Les résultats de cette étude suggèrent que l’évaluation et le traitement la douleur de base sont importants pour les résultats postopératoires.
La récupération de la douleur après une intervention chirurgicale pour une scoliose idiopathique s’est avérée importante au cours des 6 premières semaines et s’est poursuivie jusqu’à un an.
K.M. Bailey et al., « Pain Trajectories Following Adolescent Idiopathic Scoliosis Correction: Analysis of Predictors and Functional Outcomes », JB & JS Open Access 6, no 2 (2021): e20.00122, https://doi.org/10.2106/JBJS.OA.20.00122.
Commentaire Pédiadol
On sait que la prévalence de la douleur chronique suivant une chirurgie de scoliose 3 mois à 1 an est élevée (ici 12%). Les facteurs de risque justifient une prévention ou au moins la systématisation d’une surveillance de l’évolution de la douleur post-opératoire les premières semaines, au cours du parcours de soin.
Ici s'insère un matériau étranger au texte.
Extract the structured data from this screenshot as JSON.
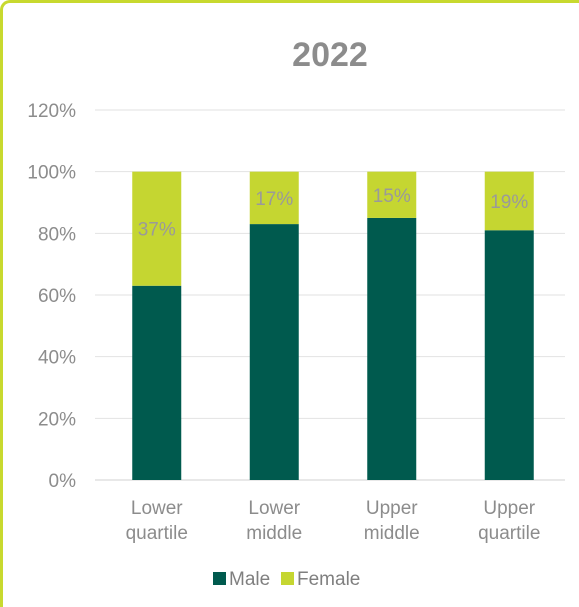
{
  "chart_data": {
    "type": "bar",
    "stacked": true,
    "title": "2022",
    "categories": [
      [
        "Lower",
        "quartile"
      ],
      [
        "Lower",
        "middle"
      ],
      [
        "Upper",
        "middle"
      ],
      [
        "Upper",
        "quartile"
      ]
    ],
    "series": [
      {
        "name": "Male",
        "values": [
          63,
          83,
          85,
          81
        ],
        "color": "#005a4e"
      },
      {
        "name": "Female",
        "values": [
          37,
          17,
          15,
          19
        ],
        "color": "#c5d631"
      }
    ],
    "data_labels": [
      "37%",
      "17%",
      "15%",
      "19%"
    ],
    "ylim": [
      0,
      120
    ],
    "yticks": [
      "0%",
      "20%",
      "40%",
      "60%",
      "80%",
      "100%",
      "120%"
    ],
    "ytick_values": [
      0,
      20,
      40,
      60,
      80,
      100,
      120
    ],
    "grid": true,
    "legend_position": "bottom"
  }
}
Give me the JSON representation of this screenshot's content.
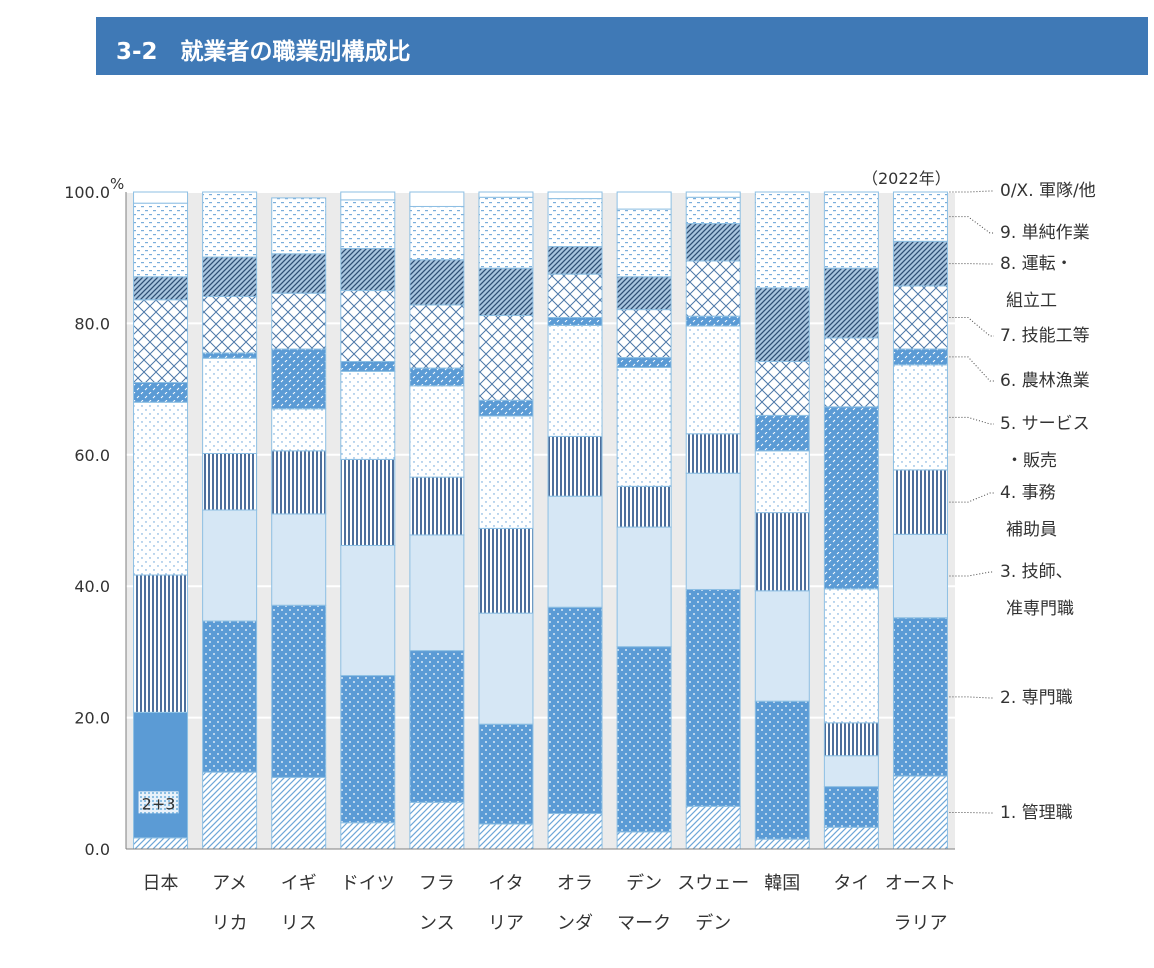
{
  "header": {
    "title": "3-2　就業者の職業別構成比"
  },
  "chart_data": {
    "type": "bar",
    "stacked": true,
    "ylabel": "%",
    "ylim": [
      0,
      100
    ],
    "yticks": [
      "0.0",
      "20.0",
      "40.0",
      "60.0",
      "80.0",
      "100.0"
    ],
    "year_note": "（2022年）",
    "categories": [
      [
        "日本"
      ],
      [
        "アメ",
        "リカ"
      ],
      [
        "イギ",
        "リス"
      ],
      [
        "ドイツ"
      ],
      [
        "フラ",
        "ンス"
      ],
      [
        "イタ",
        "リア"
      ],
      [
        "オラ",
        "ンダ"
      ],
      [
        "デン",
        "マーク"
      ],
      [
        "スウェー",
        "デン"
      ],
      [
        "韓国"
      ],
      [
        "タイ"
      ],
      [
        "オースト",
        "ラリア"
      ]
    ],
    "series": [
      {
        "name": [
          "1. 管理職"
        ],
        "values": [
          1.7,
          11.7,
          10.9,
          4.0,
          7.1,
          3.8,
          5.4,
          2.6,
          6.5,
          1.5,
          3.3,
          11.1
        ]
      },
      {
        "name": [
          "2. 専門職"
        ],
        "values": [
          0,
          23.0,
          26.2,
          22.4,
          23.1,
          15.2,
          31.4,
          28.2,
          33.0,
          21.0,
          6.2,
          24.1
        ]
      },
      {
        "name": [
          "3. 技師、",
          "准専門職"
        ],
        "values": [
          19.1,
          16.9,
          13.9,
          19.8,
          17.6,
          16.9,
          16.9,
          18.2,
          17.7,
          16.8,
          4.7,
          12.7
        ]
      },
      {
        "name": [
          "4. 事務",
          "補助員"
        ],
        "values": [
          20.9,
          8.6,
          9.6,
          13.1,
          8.8,
          12.9,
          9.1,
          6.2,
          6.0,
          11.9,
          5.0,
          9.8
        ]
      },
      {
        "name": [
          "5. サービス",
          "・販売"
        ],
        "values": [
          26.3,
          14.5,
          6.4,
          13.4,
          13.9,
          17.1,
          16.9,
          18.1,
          16.4,
          9.4,
          20.4,
          16.0
        ]
      },
      {
        "name": [
          "6. 農林漁業"
        ],
        "values": [
          3.0,
          0.8,
          9.1,
          1.5,
          2.7,
          2.4,
          1.2,
          1.5,
          1.5,
          5.4,
          27.7,
          2.4
        ]
      },
      {
        "name": [
          "7. 技能工等"
        ],
        "values": [
          12.6,
          8.6,
          8.5,
          10.8,
          9.6,
          12.9,
          6.6,
          7.3,
          8.4,
          8.2,
          10.5,
          9.6
        ]
      },
      {
        "name": [
          "8. 運転・",
          "組立工"
        ],
        "values": [
          3.5,
          6.0,
          6.0,
          6.4,
          6.9,
          7.2,
          4.2,
          5.0,
          5.7,
          11.2,
          10.6,
          6.8
        ]
      },
      {
        "name": [
          "9. 単純作業"
        ],
        "values": [
          11.2,
          9.9,
          8.5,
          7.4,
          8.1,
          10.8,
          7.3,
          10.3,
          4.0,
          14.6,
          11.6,
          7.5
        ]
      },
      {
        "name": [
          "0/X. 軍隊/他"
        ],
        "values": [
          1.7,
          0.0,
          0.0,
          1.2,
          2.2,
          0.8,
          1.0,
          2.6,
          0.8,
          0.0,
          0.0,
          0.0
        ]
      }
    ],
    "annotation": {
      "label": "2+3",
      "category": "日本",
      "value": 19.1
    },
    "colors": {
      "bg": "#ebebeb",
      "axis": "#7f7f7f",
      "border": "#8dbfe3",
      "gap": "#ffffff",
      "text": "#333333",
      "dotted_leader": "#444444"
    }
  }
}
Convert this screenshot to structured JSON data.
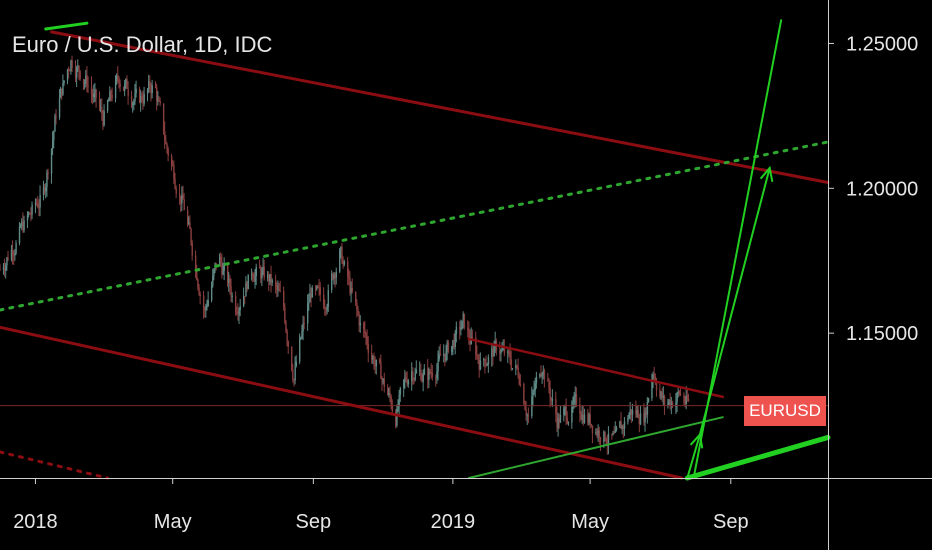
{
  "title": "Euro / U.S. Dollar, 1D, IDC",
  "symbol_badge": "EURUSD",
  "colors": {
    "background": "#000000",
    "candle_up": "#5f8a86",
    "candle_down": "#8a3f3f",
    "channel": "#8b0d12",
    "projection": "#22d022",
    "midline": "#2fa62f",
    "badge": "#ef5350",
    "axis_text": "#e6e6e6"
  },
  "chart_data": {
    "type": "candlestick",
    "title": "Euro / U.S. Dollar, 1D, IDC",
    "xlabel": "",
    "ylabel": "",
    "x_range": [
      "2017-12-01",
      "2019-11-25"
    ],
    "y_range": [
      1.1,
      1.265
    ],
    "y_ticks": [
      1.25,
      1.2,
      1.15
    ],
    "y_tick_labels": [
      "1.25000",
      "1.20000",
      "1.15000"
    ],
    "x_ticks": [
      "2018-01-01",
      "2018-05-01",
      "2018-09-01",
      "2019-01-01",
      "2019-05-01",
      "2019-09-01"
    ],
    "x_tick_labels": [
      "2018",
      "May",
      "Sep",
      "2019",
      "May",
      "Sep"
    ],
    "last_price": 1.125,
    "price_path": [
      [
        "2017-12-01",
        1.172
      ],
      [
        "2017-12-20",
        1.186
      ],
      [
        "2018-01-08",
        1.198
      ],
      [
        "2018-01-20",
        1.228
      ],
      [
        "2018-02-01",
        1.245
      ],
      [
        "2018-02-15",
        1.237
      ],
      [
        "2018-03-01",
        1.224
      ],
      [
        "2018-03-15",
        1.238
      ],
      [
        "2018-04-01",
        1.23
      ],
      [
        "2018-04-15",
        1.236
      ],
      [
        "2018-04-25",
        1.215
      ],
      [
        "2018-05-10",
        1.195
      ],
      [
        "2018-05-29",
        1.158
      ],
      [
        "2018-06-10",
        1.176
      ],
      [
        "2018-06-25",
        1.16
      ],
      [
        "2018-07-10",
        1.172
      ],
      [
        "2018-07-25",
        1.168
      ],
      [
        "2018-08-05",
        1.16
      ],
      [
        "2018-08-15",
        1.136
      ],
      [
        "2018-08-30",
        1.164
      ],
      [
        "2018-09-10",
        1.16
      ],
      [
        "2018-09-24",
        1.178
      ],
      [
        "2018-10-10",
        1.155
      ],
      [
        "2018-10-31",
        1.134
      ],
      [
        "2018-11-12",
        1.122
      ],
      [
        "2018-11-25",
        1.138
      ],
      [
        "2018-12-10",
        1.135
      ],
      [
        "2018-12-31",
        1.146
      ],
      [
        "2019-01-10",
        1.153
      ],
      [
        "2019-01-25",
        1.14
      ],
      [
        "2019-02-10",
        1.145
      ],
      [
        "2019-02-28",
        1.136
      ],
      [
        "2019-03-08",
        1.122
      ],
      [
        "2019-03-20",
        1.14
      ],
      [
        "2019-04-02",
        1.12
      ],
      [
        "2019-04-20",
        1.125
      ],
      [
        "2019-05-05",
        1.118
      ],
      [
        "2019-05-23",
        1.112
      ],
      [
        "2019-06-05",
        1.123
      ],
      [
        "2019-06-18",
        1.122
      ],
      [
        "2019-06-25",
        1.138
      ],
      [
        "2019-07-05",
        1.125
      ],
      [
        "2019-07-18",
        1.129
      ],
      [
        "2019-07-26",
        1.125
      ]
    ],
    "annotations": {
      "channel_upper": [
        [
          "2018-01-15",
          1.254
        ],
        [
          "2019-11-25",
          1.202
        ]
      ],
      "channel_lower": [
        [
          "2017-12-01",
          1.152
        ],
        [
          "2019-07-20",
          1.1
        ]
      ],
      "short_channel_upper": [
        [
          "2019-01-15",
          1.148
        ],
        [
          "2019-08-25",
          1.128
        ]
      ],
      "short_channel_lower": [
        [
          "2019-01-15",
          1.1
        ],
        [
          "2019-08-25",
          1.121
        ]
      ],
      "dotted_midline": [
        [
          "2017-12-01",
          1.158
        ],
        [
          "2019-11-25",
          1.216
        ]
      ],
      "dotted_lower": [
        [
          "2017-12-01",
          1.109
        ],
        [
          "2018-03-05",
          1.1
        ]
      ],
      "top_marker": [
        [
          "2018-01-10",
          1.255
        ],
        [
          "2018-02-15",
          1.257
        ]
      ],
      "projection_up": [
        [
          "2019-07-31",
          1.101
        ],
        [
          "2019-10-15",
          1.258
        ]
      ],
      "projection_mid": [
        [
          "2019-07-25",
          1.1
        ],
        [
          "2019-08-05",
          1.115
        ],
        [
          "2019-10-05",
          1.207
        ]
      ],
      "base_line": [
        [
          "2019-07-25",
          1.1
        ],
        [
          "2019-11-25",
          1.114
        ]
      ],
      "price_line": 1.125
    }
  }
}
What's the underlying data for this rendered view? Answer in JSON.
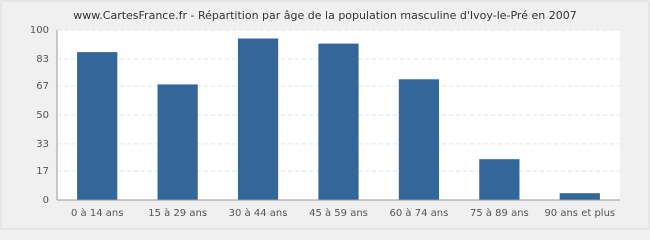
{
  "chart_data": {
    "type": "bar",
    "title": "www.CartesFrance.fr - Répartition par âge de la population masculine d'Ivoy-le-Pré en 2007",
    "categories": [
      "0 à 14 ans",
      "15 à 29 ans",
      "30 à 44 ans",
      "45 à 59 ans",
      "60 à 74 ans",
      "75 à 89 ans",
      "90 ans et plus"
    ],
    "values": [
      87,
      68,
      95,
      92,
      71,
      24,
      4
    ],
    "color": "#336699",
    "ylim": [
      0,
      100
    ],
    "yticks": [
      0,
      17,
      33,
      50,
      67,
      83,
      100
    ],
    "grid": true
  }
}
En préopératoire d’une chirurgie de scoliose, il est donc recommandé de détecter un risque élevé de persistance de la douleur, par une évaluation préopératoire de facteurs somatiques et psychologiques, afin si nécessaire de mettre précocement en place une prise en charge globale selon le modèle bio-psycho-social, comme il est proposé dans les centres de la douleur.
De la douleur aiguë à la douleur chronique post-opératoire, Biblio 29èmes Journées Pédiadol, la douleur de l’enfant.
[1] Voir les nombreuses études précédentes dans les synthèses bibliographiques de 2019, 2020 et 2021.